Her parents make me nervous now. I don't know how to be around them. I don't want to pretend like nothing happened, like she never existed, go on as though life is as it always was when I know that it isn't. At the same time, I don't feel right mentioning her, bringing her up, talking about her, when I know that it causes them such heartbreak. I can't decide which I think is worse -- hurting them by ignoring her life, or hurting them by remembering her death.

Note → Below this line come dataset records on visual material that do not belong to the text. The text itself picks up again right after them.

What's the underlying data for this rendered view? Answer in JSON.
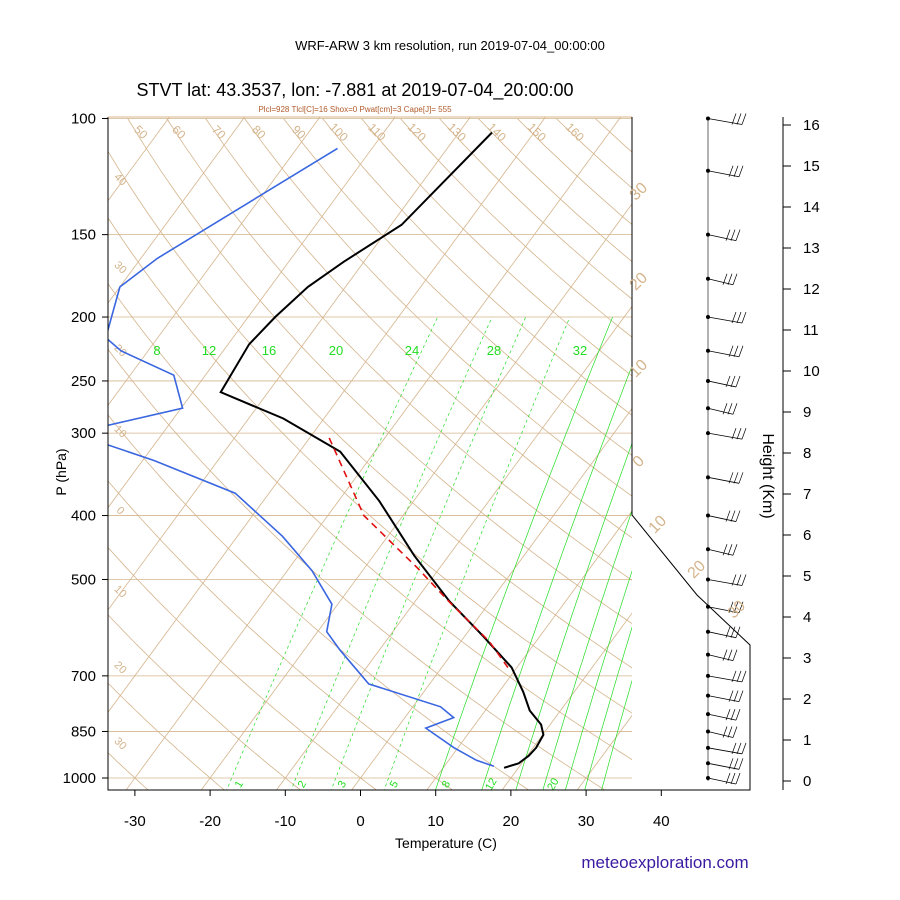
{
  "header": {
    "run_title": "WRF-ARW 3 km resolution, run 2019-07-04_00:00:00",
    "station_title": "STVT lat: 43.3537, lon: -7.881 at 2019-07-04_20:00:00",
    "indices": "Plcl=928 Tlcl[C]=16 Shox=0 Pwat[cm]=3 Cape[J]= 555"
  },
  "footer": {
    "site": "meteoexploration.com"
  },
  "colors": {
    "temperature": "#000000",
    "dewpoint": "#3a66e0",
    "parcel": "#e01010",
    "isotherm": "#d4b48c",
    "mixing_ratio": "#22dd22",
    "site": "#3a1aa0"
  },
  "chart_data": {
    "type": "line",
    "xlabel": "Temperature (C)",
    "ylabel": "P (hPa)",
    "right_axis_label": "Height (Km)",
    "x_ticks": [
      "-30",
      "-20",
      "-10",
      "0",
      "10",
      "20",
      "30",
      "40"
    ],
    "y_ticks": [
      "100",
      "150",
      "200",
      "250",
      "300",
      "400",
      "500",
      "700",
      "850",
      "1000"
    ],
    "height_ticks": [
      "16",
      "15",
      "14",
      "13",
      "12",
      "11",
      "10",
      "9",
      "8",
      "7",
      "6",
      "5",
      "4",
      "3",
      "2",
      "1",
      "0"
    ],
    "skewed_isotherm_labels": [
      "50",
      "60",
      "70",
      "80",
      "90",
      "100",
      "110",
      "120",
      "130",
      "140",
      "150",
      "160",
      "40",
      "30",
      "20",
      "10",
      "0",
      "10",
      "20",
      "30"
    ],
    "dry_adiabat_labels": [
      "30",
      "20",
      "10",
      "0",
      "10",
      "20",
      "30"
    ],
    "mixing_ratio_labels_top": [
      "8",
      "12",
      "16",
      "20",
      "24",
      "28",
      "32"
    ],
    "mixing_ratio_labels_bottom": [
      "1",
      "2",
      "3",
      "5",
      "8",
      "12",
      "20"
    ],
    "series": [
      {
        "name": "temperature",
        "points": [
          [
            -45.6,
            105
          ],
          [
            -48.6,
            145
          ],
          [
            -52.7,
            165
          ],
          [
            -55,
            180
          ],
          [
            -56.4,
            200
          ],
          [
            -57.2,
            220
          ],
          [
            -56.3,
            260
          ],
          [
            -45.4,
            285
          ],
          [
            -34.6,
            320
          ],
          [
            -24.6,
            380
          ],
          [
            -14.6,
            460
          ],
          [
            -5.4,
            540
          ],
          [
            2.5,
            610
          ],
          [
            9.3,
            680
          ],
          [
            13.2,
            740
          ],
          [
            15.9,
            790
          ],
          [
            18.8,
            830
          ],
          [
            20.1,
            860
          ],
          [
            20.4,
            900
          ],
          [
            20.2,
            925
          ],
          [
            19.6,
            950
          ],
          [
            18.1,
            965
          ]
        ]
      },
      {
        "name": "dewpoint",
        "points": [
          [
            -64.6,
            111
          ],
          [
            -77.8,
            163
          ],
          [
            -80,
            180
          ],
          [
            -76.9,
            215
          ],
          [
            -73.6,
            225
          ],
          [
            -64.2,
            245
          ],
          [
            -59.8,
            275
          ],
          [
            -71.9,
            300
          ],
          [
            -58.5,
            330
          ],
          [
            -44.5,
            370
          ],
          [
            -34,
            430
          ],
          [
            -26.7,
            485
          ],
          [
            -20.8,
            545
          ],
          [
            -18.8,
            600
          ],
          [
            -15.2,
            640
          ],
          [
            -8.1,
            720
          ],
          [
            3.7,
            780
          ],
          [
            6.5,
            810
          ],
          [
            3.8,
            840
          ],
          [
            9.5,
            900
          ],
          [
            13.7,
            940
          ],
          [
            16.6,
            960
          ]
        ]
      },
      {
        "name": "parcel",
        "dashed": true,
        "points": [
          [
            -37.4,
            305
          ],
          [
            -25.2,
            400
          ],
          [
            -13,
            480
          ],
          [
            -5.5,
            540
          ],
          [
            3.7,
            620
          ],
          [
            8.8,
            680
          ]
        ]
      }
    ]
  },
  "wind_barbs": {
    "levels_hpa": [
      100,
      120,
      150,
      175,
      200,
      225,
      250,
      275,
      300,
      350,
      400,
      450,
      500,
      550,
      600,
      650,
      700,
      750,
      800,
      850,
      900,
      950,
      1000
    ]
  }
}
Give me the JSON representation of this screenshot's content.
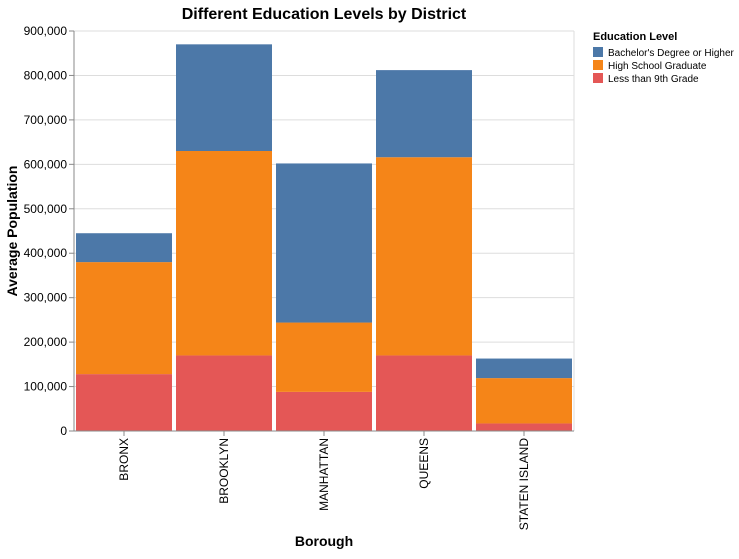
{
  "chart_data": {
    "type": "bar",
    "stacked": true,
    "title": "Different Education Levels by District",
    "xlabel": "Borough",
    "ylabel": "Average Population",
    "categories": [
      "BRONX",
      "BROOKLYN",
      "MANHATTAN",
      "QUEENS",
      "STATEN ISLAND"
    ],
    "ylim": [
      0,
      900000
    ],
    "yticks": [
      "0",
      "100,000",
      "200,000",
      "300,000",
      "400,000",
      "500,000",
      "600,000",
      "700,000",
      "800,000",
      "900,000"
    ],
    "grid": true,
    "legend": {
      "title": "Education Level",
      "placement": "top-right"
    },
    "series": [
      {
        "name": "Less than 9th Grade",
        "color": "#e45756",
        "values": [
          128000,
          170000,
          88000,
          170000,
          17000
        ]
      },
      {
        "name": "High School Graduate",
        "color": "#f58518",
        "values": [
          252000,
          460000,
          156000,
          446000,
          102000
        ]
      },
      {
        "name": "Bachelor's Degree or Higher",
        "color": "#4c78a8",
        "values": [
          65000,
          240000,
          358000,
          196000,
          44000
        ]
      }
    ],
    "legend_order": [
      "Bachelor's Degree or Higher",
      "High School Graduate",
      "Less than 9th Grade"
    ]
  }
}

At first, I didn't want to go to the burial. I don't handle pain well. I can manage my own just fine, especially when I have some time alone to process it and let it trickle through me. But the pain of others is difficult to bear. It infests my spirit, nibbling away at my insides. I've never had an easy time being around the hurting, dying, disturbed of the world. I want to absorb it and ease them of their suffering. In some ways, I succeed at this and that's a problem. The task is not to intake others pain, but to help them dispose of their burden in other ways. Without knowing what to do, what to say, how to act, I don't know how to do this for my aunt and uncle. Which is why I was unsure about the burial.

But I realized that, afraid as I am of the pain of others, I want to go. I want to be there for me. I couldn't look at her body, didn't want to remember her that way, but it'll help to have one final goodbye. I'm hoping that it will help me move past this, gain some sense of closure. I'm not entirely sure it will make any difference. I'm not entirely sure that anything will make a difference.

This is, by far, the strangest and most horrendous experience I've ever gone through.

Shit. I had gone a month without crying. Count starts over.